Click here to view the digital edition for additional charts from the survey about electrical safety effectiveness on the plant floor.
When it comes to where electrical safety programs excel, 75% of respondents say their facilities do well at placing emphasis on personal protective equipment (PPE). However, the surprise is the gap between this and the next response: Emphasis on electrical safety training at 53% — a 22% difference. Another surprise is only 42% of respondents said their facility’s electrical safety programs excel at placing emphasis on arc flash.

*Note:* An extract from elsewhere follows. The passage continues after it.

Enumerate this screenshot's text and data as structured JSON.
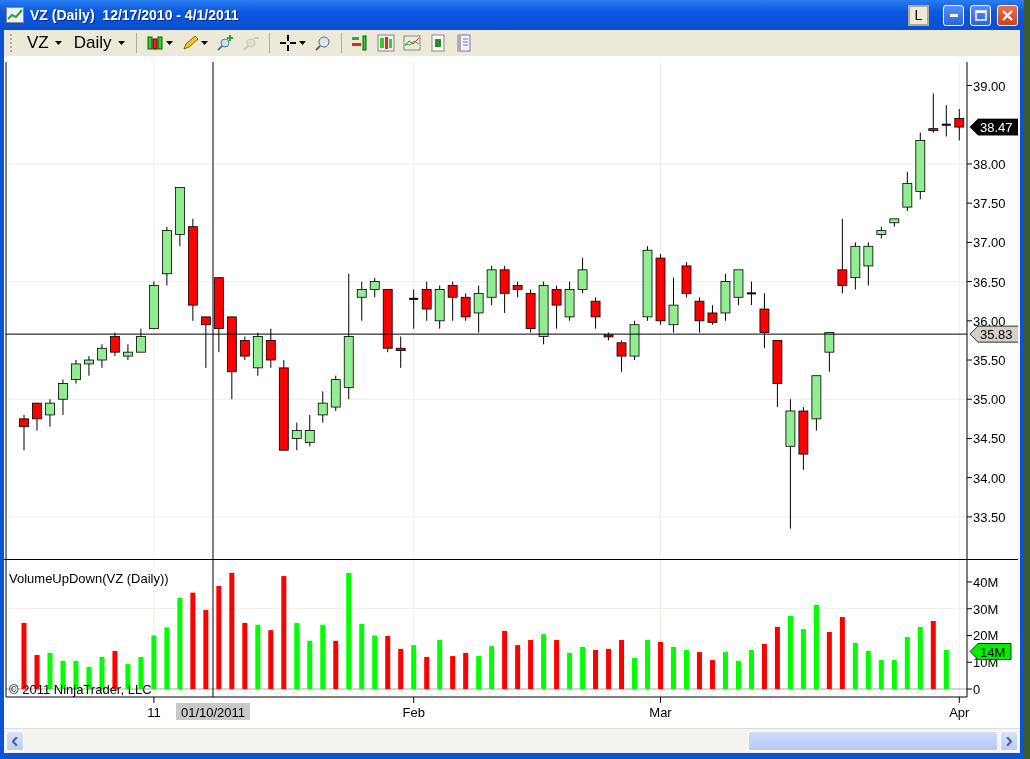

Enforcing electrical safety
According to survey respondents, the top seven methods plants use to enforce electrical safety are job safety analysis (79%); regular safety meetings (72%); safety audits (68%); discipline, suspension or termination (67%); management leadership (63%); safety committee (63%); and peer-to-peer (57%).
Although the largest number of respondents (35%) said electrical safety meetings are held only as needed and at undefined intervals, those who contribute advice or input at these meetings are no surprise. The top five players include electrical department management/supervision (60%), electricians (58%), engineering (57%), safety executives/managers (56%) and maintenance (55%).
In the 6 months prior to this survey, 66% of respondents had zero OSHA recordable electrical incidents in their facilities. In the same timeframe, 69% of respondents had zero OSHA recordable electrical incidents resulting in lost time.
When asked about arc flash, 58% of respondents say their facility has never experienced an arc flash incident. However, an alarming 31% say their facility has experienced one or more arc flash incidents. Results of these incidents include lost time (38%), no injury (30%), death (11%) and permanent disability (9%). Equipment or properties damaged by arc flash incidents include switchgear (43%), wire and cabling (43%), motor control centers (36%) and parts of the facility (9%).
- Highlights of the 2020 Plant Engineering electrical safety study include the following:
- Respondents have worked in plant- or engineering-related positions for an average of 27 years.
- Safety meetings are the primary method of informing electrical workers and management about electrical-safety-related issues or incidents.
- Respondents are located throughout the U.S., and especially in the, east north central, south Atlantic and Pacific regions.
- 68% of respondents are responsible for maintaining, implementing or managing electrical safety standards.
- 63%of respondents are impacted by electrical safety standards in their day-to-day work operations.
- The annual cost of electrical safety training per employee is $845.
- The average annual budget for electrical safety training and equipment is $33,910.
- 42% of respondents made no change to the budget for electrical safety training and equipment from 2018 to 2019; only 23% increased budgets.
- 93% of respondents indicate the company pays for a worker’s electrical safety equipment and personal protective equipment (PPE).
- Not enough time for training is the primary challenge to electrical safety, according to 66% of respondents.
- 48% of respondents say their companies excel at placing emphasis on PPE.